Mint.com offers a very basic version. You'll probably need to add categories.

 

If you like counting every penny, then this template from Money Under 30 is for you.

 

There are plenty of other options out there, but a quick word of caution: Many budgeting apps will need to link to your bank account. Make sure you check the number of downloads, app reviews, and star rating before you give an app access to your bank accounts. The last thing you need is to grant a malicious service access to your finances.

 

7. Failing to negotiate

 

Before you cancel your cable service or skip out on a coffee, try negotiating down your bills or shopping around for better deal.

 

Are there any loans you can refinance? Banks and credit unions are always competing on rates and if you made a big purchase (like a car or a home) when your credit wasn't so good, then you should shop around for a new rate. 

 

Another other trick is to shop around for accounts that pay better rates. The average APY on a checking account is .04%. At those rates, a balance of $10,000 would earn a pathetic $4 a year. If you could find an account that offered APY of 1% (we know several), you would be earning $100 a year on that same balance. $96 more each year just for switching where you bank.

 

Have you ever signed up for a service at an introductory rate and then a year later the price jumps? Yeah, companies spend a lot of money trying to attract new customers and if you threaten to leave for another provider they will usually be willing to try and negotiate a deal or put you back into that introductory offer. You can do this yourself or you can sign up for an app to do it for you, like these ones do:

 

8. Focusing too heavily on saving

 

There are two sides to every budget; what you spend and what you earn. Which is easier; cutting another $100 from an already thin budget or figuring out how to earn an extra $100 a month?

 

More than a third of all Millennials have a side gig and entering into the gig economy can be a great way to solidify your financial standing without sacrificing your quality of life.
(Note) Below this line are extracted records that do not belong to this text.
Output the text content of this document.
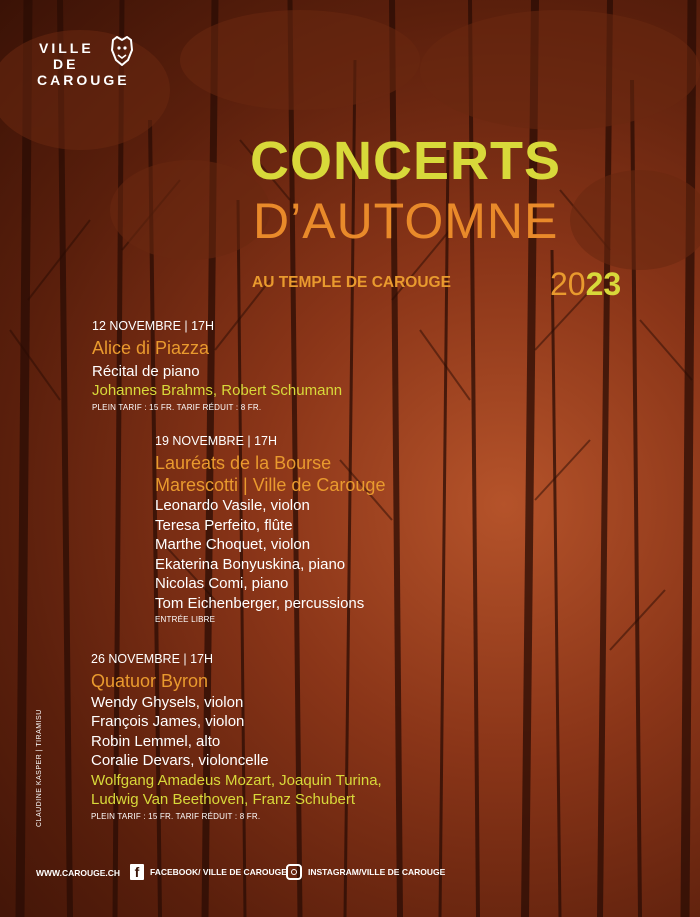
VILLE
DE
CAROUGE
CONCERTS
D’AUTOMNE
AU TEMPLE DE CAROUGE	2023
12 NOVEMBRE | 17H
Alice di Piazza
Récital de piano
Johannes Brahms, Robert Schumann
PLEIN TARIF : 15 FR. TARIF RÉDUIT : 8 FR.
19 NOVEMBRE | 17H
Lauréats de la Bourse
Marescotti | Ville de Carouge
Leonardo Vasile, violon
Teresa Perfeito, flûte
Marthe Choquet, violon
Ekaterina Bonyuskina, piano
Nicolas Comi, piano
Tom Eichenberger, percussions
ENTRÉE LIBRE
26 NOVEMBRE | 17H
Quatuor Byron
Wendy Ghysels, violon
François James, violon
Robin Lemmel, alto
Coralie Devars, violoncelle
Wolfgang Amadeus Mozart, Joaquin Turina,
Ludwig Van Beethoven, Franz Schubert
PLEIN TARIF : 15 FR. TARIF RÉDUIT : 8 FR.
CLAUDINE KASPER | TIRAMISU
WWW.CAROUGE.CH	f	FACEBOOK/ VILLE DE CAROUGE INSTAGRAM/VILLE DE CAROUGE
To help out, we put together a list of our favorite side hustle ideas.

 

9. Making uninformed guesses

 

Imagine if you went to check your bank balance and the receipt said: "You have around $1,000." Around? Not cutting it. You want to know exactly how much money you have. Heck, if banks allowed more than 2 decimal places, that's what I would want to see.

 

When it comes to making our budget sometimes we let the rough guesses slide. "Electric bill is usually around this" or "I spend about that on food." These estimates can be wrong and the discrepancies can add up into being hundreds of dollars off from your expected expenses. The result: an avoidable budget crunch.

 

10. Forgetting about semi-regular expenses

 

How many subscription services charge you just once a year? (Hello, Amazon Prime)

When constructing your budget it is easy to remember all of the services you are billed for on a monthly basis, but it's much harder to recall those less frequent charges. They add up. Some services to consider when budgeting are:

 

  • Website hosting

  • Streaming services

  • Online classes or tuition

  • Insurance payments

  • Retirement contributions

  • Charitable giving

  • Quarterly taxes

  • Union dues or organization membership fees

  • Holidays and gifts

Take those bills and divide them by 12, then commit to saving a portion of that expense every month. For example, I have $100 subscription billed monthly, so I put away $8.33 every month in preparation for that larger bill.